In the tester program line 38 there is a delay(1). If you comment it out, some requestFrom() fails randomly with return value != 1, but the Echo Server still received the byte.

As ATmega328 included TWI in the silicon, I can't understand what is failing here and why delay(1) seems to solve the problem. What I'm missing here?

The tester program

/*
 * Echo Server Test
 * Send one byte to the Echo Server and read it back.
 * Do it for bytes from 0x01 to 0xDD
 */
#include <Wire.h>

#define SLAVE_ADDRESS  42
byte car = 1; // car to be send to the Echo Server.

void setup() {
    Serial.begin(9600);
  // We have a nodeMCU con I2C on pins D5 and D6.
    Wire.begin(D5, D6);
    delay(1000);
  Serial.println("");
    Serial.println(" Echo Server Tester");
    Serial.println("---------------------");
    Serial.println("###  Sent   Received");
    delay(1000);    
}

/*
 * Send one byte in each loop().
 */
void loop() {
    byte status;

    if(car > 0) {
        do {
            Wire.beginTransmission(SLAVE_ADDRESS);
            int written = Wire.write(car);
            status = Wire.endTransmission();

            switch(status) {
            case 0:
        delay(1); // Comment this out and watch requestFrom() fails.
                if(Wire.requestFrom(SLAVE_ADDRESS, 1) == 1) {
                    byte r = Wire.read();
                    printChar(car, r);
                    car++;
                } else {
                    Serial.println("error in return");
                    status = 4;
                }

                break;

            case 1:
                Serial.println("Data too long");
                break;

            case 2:
                Serial.println("NACK on address");
                break;

            case 3:
                Serial.println("NACK on data");
                break;

            case 4:
                Serial.println("Some error");
                break;
            }
        }

        while(status != 0);
    }
}

/*
 * Utility: print in bytes sent and received 
 */
void printChar(byte s, byte r) {
    Serial.print(s);
    Serial.print(" ");
    printBits(s);
    Serial.print(' ');
    printBits(r);

    if(r != s) {
    //  Mark invalid responses.
        Serial.print(" *");
    }

    Serial.println();
}

/*
 * Print a simple byte in binary
 */
void printBits(int car) {
    byte bit = 0x80;

    for(int i = 0; i < 8; i++) {
        int digit = car & bit;
        Serial.print(digit ? '1' : '0');
        bit >>= 1;
    }
}

The Echo Server program

/*
 * I2C Echo Server
 * Receive one byte from Master, echo the same byte to Master.
 */
#define MY_ADDRESS  42

#include <Wire.h>

volatile byte received;
volatile int count = 0;

void setup() {
  Serial.begin(9600);

  Wire.begin(MY_ADDRESS);
  Serial.println("--- Echo Server ---");

  Wire.onReceive(receiveCommand);
  Wire.onRequest(sendAnswer);
}

void loop() {
  static int lastCount = 0;

  if (count != lastCount) {
    Serial.print(lastCount + 1); Serial.print(" ");
    printChar(received);
    lastCount++;
  }
}

/*  
 * Receive a byte from Master  
 */
void receiveCommand(int howMany) {
  received = Wire.read();
  count++;
}

/* 
 * Send a byte to Master 
 */
void sendAnswer() {
  Wire.write(received);
}

/*
 * Utility print byte received/sent
 */
void printChar(byte car) {
  Serial.print("Char ");
  byte bit = 0x80;
  for (int i = 0; i < 8; i++) {
    byte digit = car & bit;
    Serial.print(digit ? '1' : '0');
    bit >>= 1;
  }
  Serial.println();
}

Answer 1

The 1 millisecond is not needed, try delayMicroseconds with 50 or maybe 20 µs.

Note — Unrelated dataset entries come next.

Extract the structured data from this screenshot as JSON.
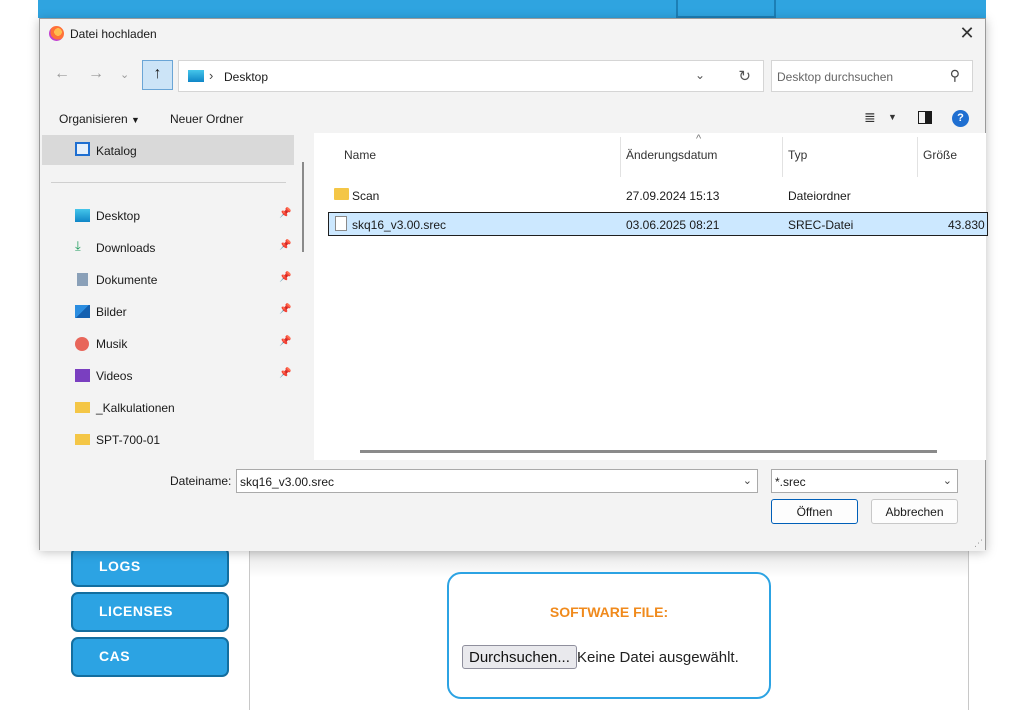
{
  "background_app": {
    "sidebar_buttons": [
      "LOGS",
      "LICENSES",
      "CAS"
    ],
    "upload": {
      "label": "SOFTWARE FILE:",
      "browse_button": "Durchsuchen...",
      "status": "Keine Datei ausgewählt."
    },
    "colors": {
      "accent": "#2ca3e3",
      "label": "#f08a1c"
    }
  },
  "dialog": {
    "title": "Datei hochladen",
    "address": {
      "location": "Desktop"
    },
    "search": {
      "placeholder": "Desktop durchsuchen"
    },
    "toolbar": {
      "organize": "Organisieren",
      "new_folder": "Neuer Ordner"
    },
    "nav": {
      "selected": "Katalog",
      "items": [
        {
          "label": "Desktop",
          "icon": "desktop-icon",
          "pinned": true
        },
        {
          "label": "Downloads",
          "icon": "download-icon",
          "pinned": true
        },
        {
          "label": "Dokumente",
          "icon": "document-icon",
          "pinned": true
        },
        {
          "label": "Bilder",
          "icon": "image-icon",
          "pinned": true
        },
        {
          "label": "Musik",
          "icon": "music-icon",
          "pinned": true
        },
        {
          "label": "Videos",
          "icon": "video-icon",
          "pinned": true
        },
        {
          "label": "_Kalkulationen",
          "icon": "folder-icon",
          "pinned": false
        },
        {
          "label": "SPT-700-01",
          "icon": "folder-icon",
          "pinned": false
        }
      ]
    },
    "columns": {
      "name": "Name",
      "date": "Änderungsdatum",
      "type": "Typ",
      "size": "Größe"
    },
    "files": [
      {
        "name": "Scan",
        "date": "27.09.2024 15:13",
        "type": "Dateiordner",
        "size": "",
        "kind": "folder"
      },
      {
        "name": "skq16_v3.00.srec",
        "date": "03.06.2025 08:21",
        "type": "SREC-Datei",
        "size": "43.830",
        "kind": "file"
      }
    ],
    "filename": {
      "label": "Dateiname:",
      "value": "skq16_v3.00.srec"
    },
    "filter": {
      "value": "*.srec"
    },
    "buttons": {
      "open": "Öffnen",
      "cancel": "Abbrechen"
    }
  }
}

The Arduino as a slave is totally different than for example a sensor. The Arduino as a slave uses a combination of hardware and software. The onRequest and onReceive functions are executed while the Arduino keeps the SCL line low. That is called clock pulse stretching.

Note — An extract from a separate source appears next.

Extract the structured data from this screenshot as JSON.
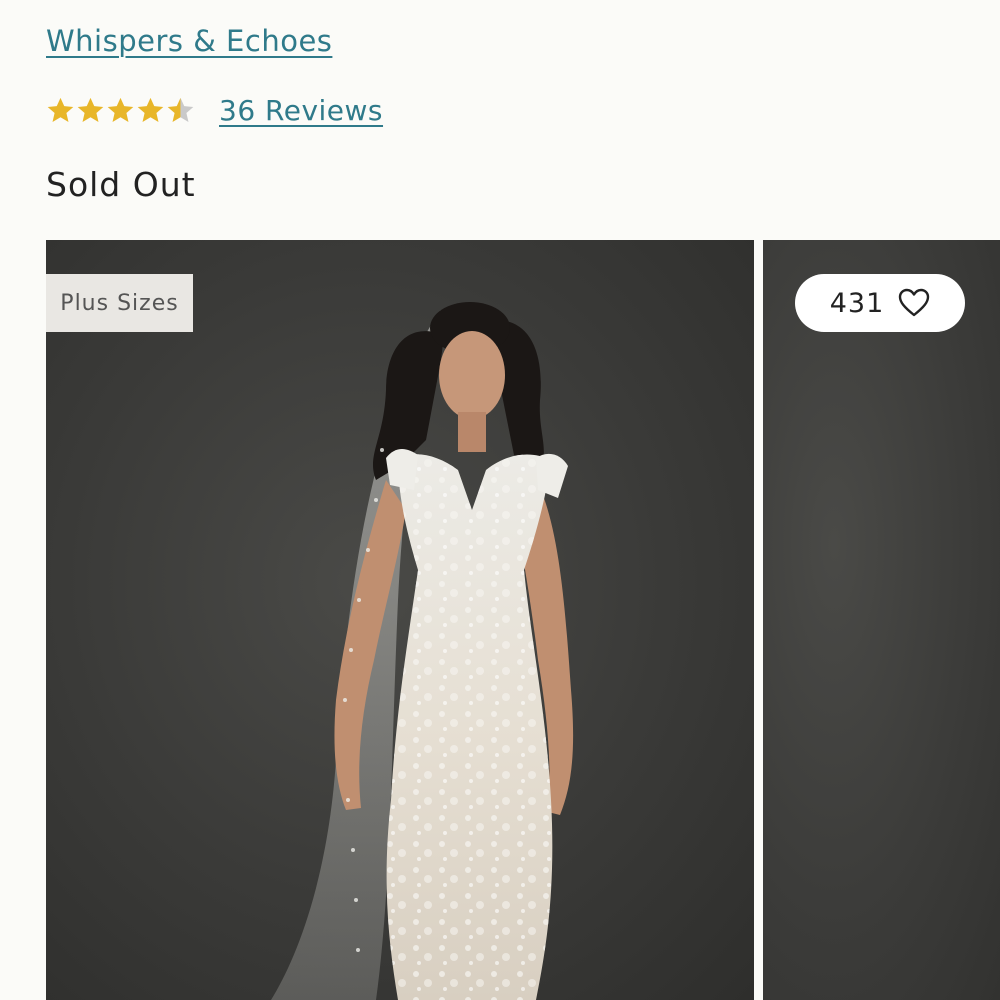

With an Arduino Uno (ATmega328P microcontroller) connected to an Arduino Uno, this delay problem between a write and read on the I2C bus existed for a long time. A few years ago it was solved. It was a bug, a real bug. That delay is no longer needed.
There are still ways to make it unreliable, for example by disabling the interrupts for too long in the slave.

I read that is still exists with the Arduino Due. With the Due as a master and for example an ATmega328P (at 3.3V) as a slave, the Due still needs a delay.

The nodeMCU and the Raspberry Pi might still have some problems when an Arduino is used as a slave. The Arduino as a slave should at least run at 3.3V or a I2C level shifter should be used.
I don't know if the nodeMCU Wire library supports clock pulse stretching.
That delay might still be needed. Even then, I don't know how reliable the communication will be.

The Wire.endTransmission is the function that transmits the data (not the Wire.write). If that is followed too soon by a Wire.requestFrom and there is a bug in the Wire library, that can cause troubles.